The amount of Mefenamic acid excreted in the breast milk is clinically non-significant therefore the American Academy of Pediatrics classifies it as usually compatible with breastfeeding.

• COX-2-selective NSAIDs inhibit the synthesis of prostacyclin (PGI2) but not thromboxane A2 (TXA2), which leads to an increase in platelet aggregation.
• On the contrary, non-selective COX-2 NSAIDs block TXA2, which reduces platelet activation and increases bleeding.
• Mefenamic acid being a preferential COX inhibitor, has a balanced PG synthesis (PGE2, PGF2α, PGI2) inhibition, degranulates platelets and activates its aggregation, causing hemostasis.
• However, patients on anti-coagulants or platelet disorders should be monitored.

• Mefenamic acid has been shown through pre-clinical studies to have antiviral property.
• In-vitro studies have confirmed significant reduction in viral replication of dengue virus (DENV -infected cells) with Mefenamic acid
• Preclinical studies have demonstrated its antiviral effectiveness against Chikungunya virus (CHIKV) to be due to viral envelop interactions leading to virus inactivation.

• Mefenamic acid has an established antipyretic effect and is effective is reducing fever associated with viral/dengue infection.
• It also has an anti-inflammatory action which is augmented with its NLRP3 inflammasome inhibitory property.
• NLRP3 inflammasome have been found to be implicated in aggravating the pathophysiology of viral/dengue infection.
• Additionally, due to its antiviral property, Mefenamic acid may help reduce the viral load and accelerate the recovery.

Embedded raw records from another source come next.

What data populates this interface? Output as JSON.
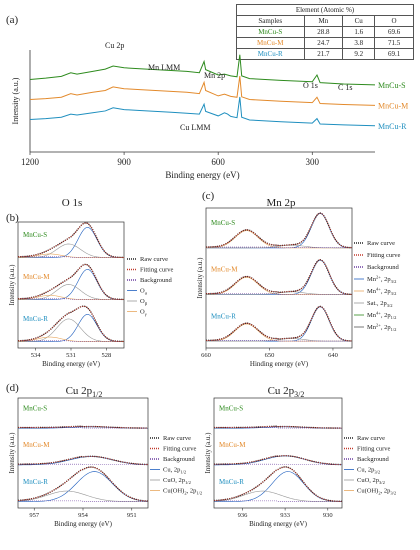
{
  "colors": {
    "s": "#2e8b1e",
    "m": "#e38a2c",
    "r": "#1f8fbf"
  },
  "panel_a": {
    "label": "(a)",
    "table": {
      "caption": "Element (Atomic %)",
      "headers": [
        "Samples",
        "Mn",
        "Cu",
        "O"
      ],
      "rows": [
        {
          "sample": "MnCu-S",
          "mn": "28.8",
          "cu": "1.6",
          "o": "69.6",
          "color": "#2e8b1e"
        },
        {
          "sample": "MnCu-M",
          "mn": "24.7",
          "cu": "3.8",
          "o": "71.5",
          "color": "#e38a2c"
        },
        {
          "sample": "MnCu-R",
          "mn": "21.7",
          "cu": "9.2",
          "o": "69.1",
          "color": "#1f8fbf"
        }
      ]
    }
  },
  "panel_b": {
    "label": "(b)"
  },
  "panel_c": {
    "label": "(c)"
  },
  "panel_d": {
    "label": "(d)"
  },
  "chart_data": [
    {
      "id": "survey",
      "type": "line",
      "xlabel": "Binding energy (eV)",
      "ylabel": "Intensity (a.u.)",
      "xlim": [
        1200,
        100
      ],
      "xticks": [
        1200,
        900,
        600,
        300
      ],
      "annotations": [
        "Cu 2p",
        "Mn LMM",
        "Mn 2p",
        "O 1s",
        "C 1s",
        "Cu LMM"
      ],
      "series": [
        {
          "name": "MnCu-S",
          "color": "#2e8b1e",
          "x": [
            1200,
            1150,
            1100,
            1070,
            1050,
            1000,
            960,
            935,
            900,
            850,
            800,
            750,
            700,
            660,
            645,
            640,
            600,
            580,
            560,
            540,
            531,
            525,
            500,
            400,
            300,
            285,
            275,
            200,
            100
          ],
          "y": [
            0.4,
            0.43,
            0.47,
            0.55,
            0.52,
            0.58,
            0.63,
            0.7,
            0.66,
            0.64,
            0.62,
            0.6,
            0.58,
            0.55,
            0.8,
            0.62,
            0.5,
            0.52,
            0.48,
            0.46,
            0.95,
            0.48,
            0.42,
            0.38,
            0.35,
            0.5,
            0.33,
            0.3,
            0.28
          ]
        },
        {
          "name": "MnCu-M",
          "color": "#e38a2c",
          "x": [
            1200,
            1150,
            1100,
            1070,
            1050,
            1000,
            960,
            935,
            900,
            850,
            800,
            750,
            700,
            660,
            645,
            640,
            600,
            580,
            560,
            540,
            531,
            525,
            500,
            400,
            300,
            285,
            275,
            200,
            100
          ],
          "y": [
            0.4,
            0.42,
            0.45,
            0.53,
            0.5,
            0.56,
            0.6,
            0.68,
            0.64,
            0.62,
            0.6,
            0.58,
            0.56,
            0.53,
            0.78,
            0.6,
            0.48,
            0.52,
            0.47,
            0.45,
            0.92,
            0.46,
            0.4,
            0.36,
            0.33,
            0.45,
            0.31,
            0.29,
            0.27
          ]
        },
        {
          "name": "MnCu-R",
          "color": "#1f8fbf",
          "x": [
            1200,
            1150,
            1100,
            1070,
            1050,
            1000,
            960,
            935,
            900,
            850,
            800,
            750,
            700,
            660,
            645,
            640,
            600,
            580,
            570,
            560,
            540,
            531,
            525,
            500,
            400,
            300,
            285,
            275,
            200,
            100
          ],
          "y": [
            0.4,
            0.42,
            0.45,
            0.52,
            0.5,
            0.55,
            0.59,
            0.66,
            0.62,
            0.6,
            0.58,
            0.56,
            0.54,
            0.52,
            0.74,
            0.58,
            0.48,
            0.55,
            0.52,
            0.47,
            0.44,
            0.9,
            0.45,
            0.39,
            0.35,
            0.32,
            0.42,
            0.3,
            0.28,
            0.26
          ]
        }
      ]
    },
    {
      "id": "o1s",
      "type": "line",
      "title": "O 1s",
      "xlabel": "Binding energy (eV)",
      "ylabel": "Intensity (a.u.)",
      "xlim": [
        535.5,
        526.5
      ],
      "xticks": [
        534,
        531,
        528
      ],
      "samples": [
        {
          "name": "MnCu-S",
          "color": "#2e8b1e",
          "components": [
            {
              "center": 529.6,
              "height": 1.0,
              "width": 0.8
            },
            {
              "center": 531.2,
              "height": 0.45,
              "width": 1.0
            },
            {
              "center": 532.8,
              "height": 0.12,
              "width": 1.0
            }
          ]
        },
        {
          "name": "MnCu-M",
          "color": "#e38a2c",
          "components": [
            {
              "center": 529.6,
              "height": 1.0,
              "width": 0.8
            },
            {
              "center": 531.2,
              "height": 0.5,
              "width": 1.0
            },
            {
              "center": 532.8,
              "height": 0.14,
              "width": 1.0
            }
          ]
        },
        {
          "name": "MnCu-R",
          "color": "#1f8fbf",
          "components": [
            {
              "center": 529.6,
              "height": 0.9,
              "width": 0.8
            },
            {
              "center": 531.2,
              "height": 0.75,
              "width": 1.0
            },
            {
              "center": 532.8,
              "height": 0.15,
              "width": 1.0
            }
          ]
        }
      ],
      "legend": [
        {
          "label": "Raw curve",
          "style": "dotted",
          "color": "#222222"
        },
        {
          "label": "Fitting curve",
          "style": "dotted",
          "color": "#c0392b"
        },
        {
          "label": "Background",
          "style": "dotted",
          "color": "#6c3fa0"
        },
        {
          "label": "Oα",
          "style": "solid",
          "color": "#1f5fbf"
        },
        {
          "label": "Oβ",
          "style": "solid",
          "color": "#999999"
        },
        {
          "label": "Oγ",
          "style": "solid",
          "color": "#e8a860"
        }
      ]
    },
    {
      "id": "mn2p",
      "type": "line",
      "title": "Mn 2p",
      "xlabel": "Hinding energy (eV)",
      "ylabel": "Intensity (a.u.)",
      "xlim": [
        660,
        637
      ],
      "xticks": [
        660,
        650,
        640
      ],
      "samples": [
        {
          "name": "MnCu-S",
          "color": "#2e8b1e",
          "components": [
            {
              "center": 642.0,
              "height": 1.0,
              "width": 1.4
            },
            {
              "center": 653.6,
              "height": 0.5,
              "width": 1.8
            },
            {
              "center": 646.5,
              "height": 0.08,
              "width": 2.0
            }
          ]
        },
        {
          "name": "MnCu-M",
          "color": "#e38a2c",
          "components": [
            {
              "center": 642.0,
              "height": 1.0,
              "width": 1.4
            },
            {
              "center": 653.6,
              "height": 0.5,
              "width": 1.8
            },
            {
              "center": 646.5,
              "height": 0.08,
              "width": 2.0
            }
          ]
        },
        {
          "name": "MnCu-R",
          "color": "#1f8fbf",
          "components": [
            {
              "center": 642.0,
              "height": 1.0,
              "width": 1.4
            },
            {
              "center": 653.6,
              "height": 0.5,
              "width": 1.8
            },
            {
              "center": 646.5,
              "height": 0.08,
              "width": 2.0
            }
          ]
        }
      ],
      "legend": [
        {
          "label": "Raw curve",
          "style": "dotted",
          "color": "#222222"
        },
        {
          "label": "Fitting curve",
          "style": "dotted",
          "color": "#c0392b"
        },
        {
          "label": "Background",
          "style": "dotted",
          "color": "#6c3fa0"
        },
        {
          "label": "Mn2+, 2p3/2",
          "style": "solid",
          "color": "#1f5fbf"
        },
        {
          "label": "Mn4+, 2p3/2",
          "style": "solid",
          "color": "#e8a860"
        },
        {
          "label": "Sat., 2p3/2",
          "style": "solid",
          "color": "#999999"
        },
        {
          "label": "Mn4+, 2p1/2",
          "style": "solid",
          "color": "#2e8b1e"
        },
        {
          "label": "Mn2+, 2p1/2",
          "style": "solid",
          "color": "#555555"
        }
      ]
    },
    {
      "id": "cu2p12",
      "type": "line",
      "title": "Cu 2p1/2",
      "xlabel": "Binding energy (eV)",
      "ylabel": "Intensity (a.u.)",
      "xlim": [
        958,
        950
      ],
      "xticks": [
        957,
        954,
        951
      ],
      "samples": [
        {
          "name": "MnCu-S",
          "color": "#2e8b1e",
          "components": [
            {
              "center": 953.5,
              "height": 0.05,
              "width": 1.2
            }
          ]
        },
        {
          "name": "MnCu-M",
          "color": "#e38a2c",
          "components": [
            {
              "center": 953.5,
              "height": 0.28,
              "width": 1.3
            }
          ]
        },
        {
          "name": "MnCu-R",
          "color": "#1f8fbf",
          "components": [
            {
              "center": 953.3,
              "height": 1.0,
              "width": 1.1
            },
            {
              "center": 955.0,
              "height": 0.35,
              "width": 1.2
            }
          ]
        }
      ],
      "legend": [
        {
          "label": "Raw curve",
          "style": "dotted",
          "color": "#222222"
        },
        {
          "label": "Fitting curve",
          "style": "dotted",
          "color": "#c0392b"
        },
        {
          "label": "Background",
          "style": "dotted",
          "color": "#6c3fa0"
        },
        {
          "label": "Cu, 2p1/2",
          "style": "solid",
          "color": "#1f5fbf"
        },
        {
          "label": "CuO, 2p1/2",
          "style": "solid",
          "color": "#999999"
        },
        {
          "label": "Cu(OH)2, 2p1/2",
          "style": "solid",
          "color": "#e8a860"
        }
      ]
    },
    {
      "id": "cu2p32",
      "type": "line",
      "title": "Cu 2p3/2",
      "xlabel": "Binding energy (eV)",
      "ylabel": "Intensity (a.u.)",
      "xlim": [
        938,
        929
      ],
      "xticks": [
        936,
        933,
        930
      ],
      "samples": [
        {
          "name": "MnCu-S",
          "color": "#2e8b1e",
          "components": [
            {
              "center": 933.0,
              "height": 0.05,
              "width": 1.3
            }
          ]
        },
        {
          "name": "MnCu-M",
          "color": "#e38a2c",
          "components": [
            {
              "center": 933.0,
              "height": 0.3,
              "width": 1.4
            }
          ]
        },
        {
          "name": "MnCu-R",
          "color": "#1f8fbf",
          "components": [
            {
              "center": 932.8,
              "height": 1.0,
              "width": 1.1
            },
            {
              "center": 934.6,
              "height": 0.35,
              "width": 1.3
            }
          ]
        }
      ],
      "legend": [
        {
          "label": "Raw curve",
          "style": "dotted",
          "color": "#222222"
        },
        {
          "label": "Fitting curve",
          "style": "dotted",
          "color": "#c0392b"
        },
        {
          "label": "Background",
          "style": "dotted",
          "color": "#6c3fa0"
        },
        {
          "label": "Cu, 2p3/2",
          "style": "solid",
          "color": "#1f5fbf"
        },
        {
          "label": "CuO, 2p3/2",
          "style": "solid",
          "color": "#999999"
        },
        {
          "label": "Cu(OH)2, 2p3/2",
          "style": "solid",
          "color": "#e8a860"
        }
      ]
    }
  ]
}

• Though NSAIDs are known to induce bronchospasm in asthmatic patients, clinical studies of Mefenamic acid have found it to possess anti-bradykinin action which leads to bronchodilation.
• Evidence have found that Mefenamic acid led to an increase in forced expiratory volume (FEV1) in asthmatic individuals by 45% to 80%.
• Furthermore, patients with neutrophilic asthma were found to have elevated expression of NLRP3 inflammasome and IL-1β.
• The above indicates that Mefenamic acid may be beneficial in asthmatic patients.

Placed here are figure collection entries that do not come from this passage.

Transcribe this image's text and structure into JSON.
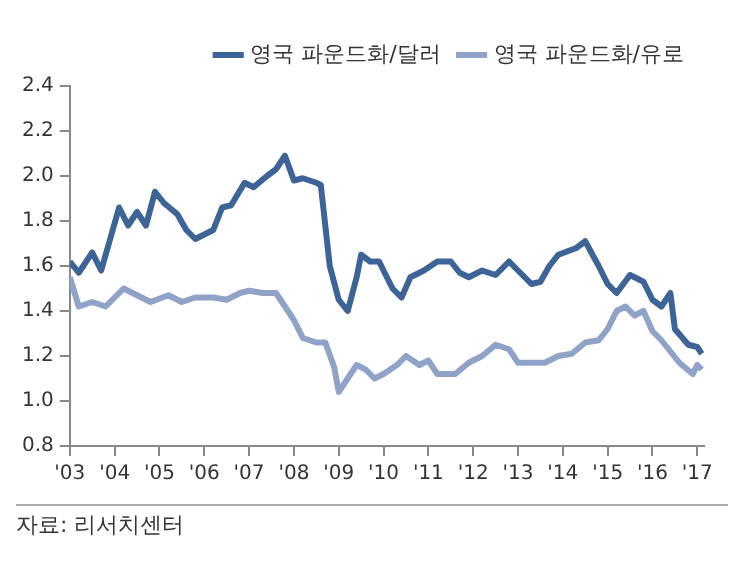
{
  "chart_data": {
    "type": "line",
    "legend": "top right",
    "grid": false,
    "marker": "none",
    "line_style": "solid",
    "xlim": [
      2003,
      2017.15
    ],
    "xticks": [
      {
        "value": 2003,
        "label": "'03"
      },
      {
        "value": 2004,
        "label": "'04"
      },
      {
        "value": 2005,
        "label": "'05"
      },
      {
        "value": 2006,
        "label": "'06"
      },
      {
        "value": 2007,
        "label": "'07"
      },
      {
        "value": 2008,
        "label": "'08"
      },
      {
        "value": 2009,
        "label": "'09"
      },
      {
        "value": 2010,
        "label": "'10"
      },
      {
        "value": 2011,
        "label": "'11"
      },
      {
        "value": 2012,
        "label": "'12"
      },
      {
        "value": 2013,
        "label": "'13"
      },
      {
        "value": 2014,
        "label": "'14"
      },
      {
        "value": 2015,
        "label": "'15"
      },
      {
        "value": 2016,
        "label": "'16"
      },
      {
        "value": 2017,
        "label": "'17"
      }
    ],
    "ylim": [
      0.8,
      2.4
    ],
    "yticks": [
      0.8,
      {
        "value": 1,
        "label": "1.0"
      },
      1.2,
      1.4,
      1.6,
      1.8,
      {
        "value": 2,
        "label": "2.0"
      },
      2.2,
      2.4
    ],
    "series": [
      {
        "name": "영국 파운드화/달러",
        "color": "#3c6496",
        "x": [
          2003.0,
          2003.2,
          2003.5,
          2003.7,
          2003.9,
          2004.1,
          2004.3,
          2004.5,
          2004.7,
          2004.9,
          2005.1,
          2005.4,
          2005.6,
          2005.8,
          2006.0,
          2006.2,
          2006.4,
          2006.6,
          2006.9,
          2007.1,
          2007.4,
          2007.6,
          2007.8,
          2008.0,
          2008.2,
          2008.5,
          2008.6,
          2008.8,
          2009.0,
          2009.2,
          2009.4,
          2009.5,
          2009.7,
          2009.9,
          2010.2,
          2010.4,
          2010.6,
          2010.9,
          2011.2,
          2011.5,
          2011.7,
          2011.9,
          2012.2,
          2012.5,
          2012.8,
          2013.0,
          2013.3,
          2013.5,
          2013.7,
          2013.9,
          2014.3,
          2014.5,
          2014.8,
          2015.0,
          2015.2,
          2015.5,
          2015.8,
          2016.0,
          2016.2,
          2016.4,
          2016.5,
          2016.8,
          2017.0,
          2017.1
        ],
        "values": [
          1.62,
          1.57,
          1.66,
          1.58,
          1.72,
          1.86,
          1.78,
          1.84,
          1.78,
          1.93,
          1.88,
          1.83,
          1.76,
          1.72,
          1.74,
          1.76,
          1.86,
          1.87,
          1.97,
          1.95,
          2.0,
          2.03,
          2.09,
          1.98,
          1.99,
          1.97,
          1.96,
          1.6,
          1.45,
          1.4,
          1.55,
          1.65,
          1.62,
          1.62,
          1.5,
          1.46,
          1.55,
          1.58,
          1.62,
          1.62,
          1.57,
          1.55,
          1.58,
          1.56,
          1.62,
          1.58,
          1.52,
          1.53,
          1.6,
          1.65,
          1.68,
          1.71,
          1.6,
          1.52,
          1.48,
          1.56,
          1.53,
          1.45,
          1.42,
          1.48,
          1.32,
          1.25,
          1.24,
          1.21
        ]
      },
      {
        "name": "영국 파운드화/유로",
        "color": "#8fa3c8",
        "x": [
          2003.0,
          2003.2,
          2003.5,
          2003.8,
          2004.2,
          2004.4,
          2004.8,
          2005.2,
          2005.5,
          2005.8,
          2006.2,
          2006.5,
          2006.8,
          2007.0,
          2007.3,
          2007.6,
          2007.8,
          2008.0,
          2008.2,
          2008.5,
          2008.7,
          2008.9,
          2009.0,
          2009.2,
          2009.4,
          2009.6,
          2009.8,
          2010.0,
          2010.3,
          2010.5,
          2010.8,
          2011.0,
          2011.2,
          2011.6,
          2011.9,
          2012.2,
          2012.5,
          2012.8,
          2013.0,
          2013.3,
          2013.6,
          2013.9,
          2014.2,
          2014.5,
          2014.8,
          2015.0,
          2015.2,
          2015.4,
          2015.6,
          2015.8,
          2016.0,
          2016.2,
          2016.4,
          2016.6,
          2016.9,
          2017.0,
          2017.1
        ],
        "values": [
          1.55,
          1.42,
          1.44,
          1.42,
          1.5,
          1.48,
          1.44,
          1.47,
          1.44,
          1.46,
          1.46,
          1.45,
          1.48,
          1.49,
          1.48,
          1.48,
          1.42,
          1.36,
          1.28,
          1.26,
          1.26,
          1.15,
          1.04,
          1.1,
          1.16,
          1.14,
          1.1,
          1.12,
          1.16,
          1.2,
          1.16,
          1.18,
          1.12,
          1.12,
          1.17,
          1.2,
          1.25,
          1.23,
          1.17,
          1.17,
          1.17,
          1.2,
          1.21,
          1.26,
          1.27,
          1.32,
          1.4,
          1.42,
          1.38,
          1.4,
          1.31,
          1.27,
          1.22,
          1.17,
          1.12,
          1.16,
          1.14
        ]
      }
    ],
    "annotations": [
      "자료: 리서치센터"
    ]
  }
}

• Recent studies have used Mefenamic acid in the dose of 500 mg thrice daily for 3 months in post-COVID syndrome and was found to be effective and safe.
• The above indicates that Mefenamic acid may not have any long term safety concerns.

• The maximum recommended dose of Mefenamic acid is 1500 mg/day in divided doses.
• However, the toxic dose has been determined at 3.5 gm (40 mg/kg)
• According to British National Formulary, the toxicity threshold is approximately 2 times (1.9 times) the maximum recommended daily dose.

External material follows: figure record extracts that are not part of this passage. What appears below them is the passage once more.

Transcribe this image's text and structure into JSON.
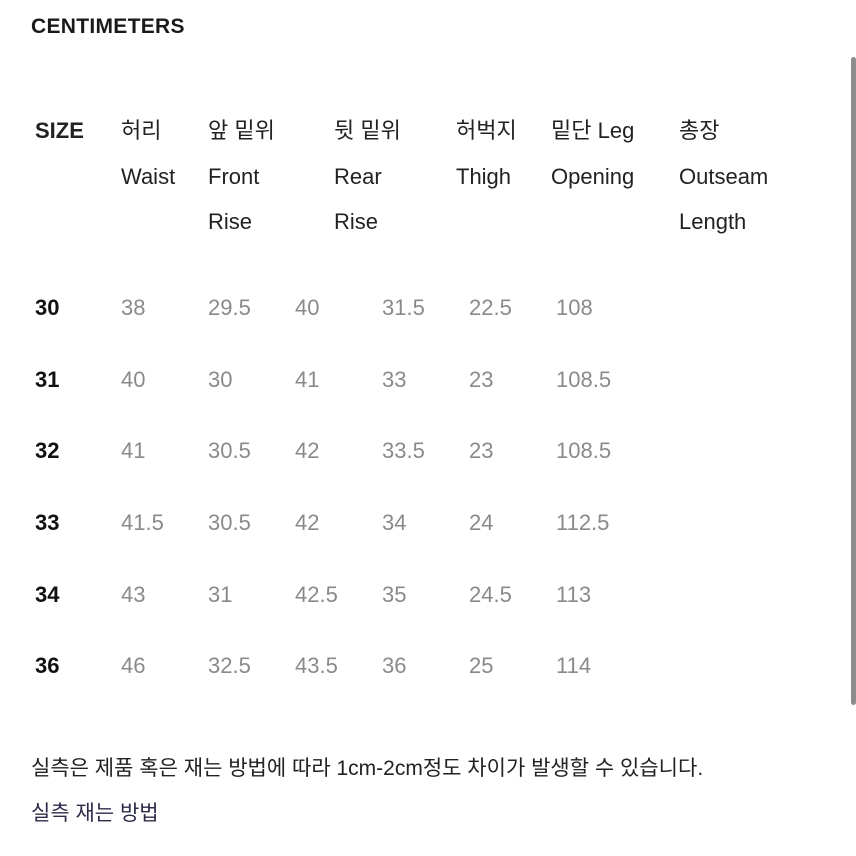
{
  "title": "CENTIMETERS",
  "headers": [
    {
      "lines": [
        "SIZE"
      ]
    },
    {
      "lines": [
        "허리",
        "Waist"
      ]
    },
    {
      "lines": [
        "앞 밑위",
        "Front",
        "Rise"
      ]
    },
    {
      "lines": [
        "뒷 밑위",
        "Rear",
        "Rise"
      ]
    },
    {
      "lines": [
        "허벅지",
        "Thigh"
      ]
    },
    {
      "lines": [
        "밑단 Leg",
        "Opening"
      ]
    },
    {
      "lines": [
        "총장",
        "Outseam",
        "Length"
      ]
    }
  ],
  "rows": [
    {
      "size": "30",
      "values": [
        "38",
        "29.5",
        "40",
        "31.5",
        "22.5",
        "108"
      ]
    },
    {
      "size": "31",
      "values": [
        "40",
        "30",
        "41",
        "33",
        "23",
        "108.5"
      ]
    },
    {
      "size": "32",
      "values": [
        "41",
        "30.5",
        "42",
        "33.5",
        "23",
        "108.5"
      ]
    },
    {
      "size": "33",
      "values": [
        "41.5",
        "30.5",
        "42",
        "34",
        "24",
        "112.5"
      ]
    },
    {
      "size": "34",
      "values": [
        "43",
        "31",
        "42.5",
        "35",
        "24.5",
        "113"
      ]
    },
    {
      "size": "36",
      "values": [
        "46",
        "32.5",
        "43.5",
        "36",
        "25",
        "114"
      ]
    }
  ],
  "note": "실측은 제품 혹은 재는 방법에 따라 1cm-2cm정도 차이가 발생할 수 있습니다.",
  "link": "실측 재는 방법",
  "colors": {
    "value_text": "#8a8a8a",
    "scrollbar": "#8c8c8c"
  }
}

• p-Cresol, a phenolic compound, is a highly protein-bound uremic toxin that is mainly originated from intestinal microbial metabolism of tyrosine and phenylalanine.
• Once formed, p-cresol undergoes extensive first-pass metabolism in the formation of p-cresol sulfate and p-cresol glucuronide.
• Sulfotransferases (SULT) enzymes in liver are responsible for catalyzing p-cresol sulfate & SULT1A1 are the primary enzymes responsible for formation of p-cresol sulfate.
• Mefenamic acid has shown to inhibit SULT1A1 in in-vitro studies and thus reduce the formation of p-cresol sulfate (pCS). This novel findings suggest that mefenamic acid can be potentially utilized therapeutically to attenuate pCS-associated toxicities.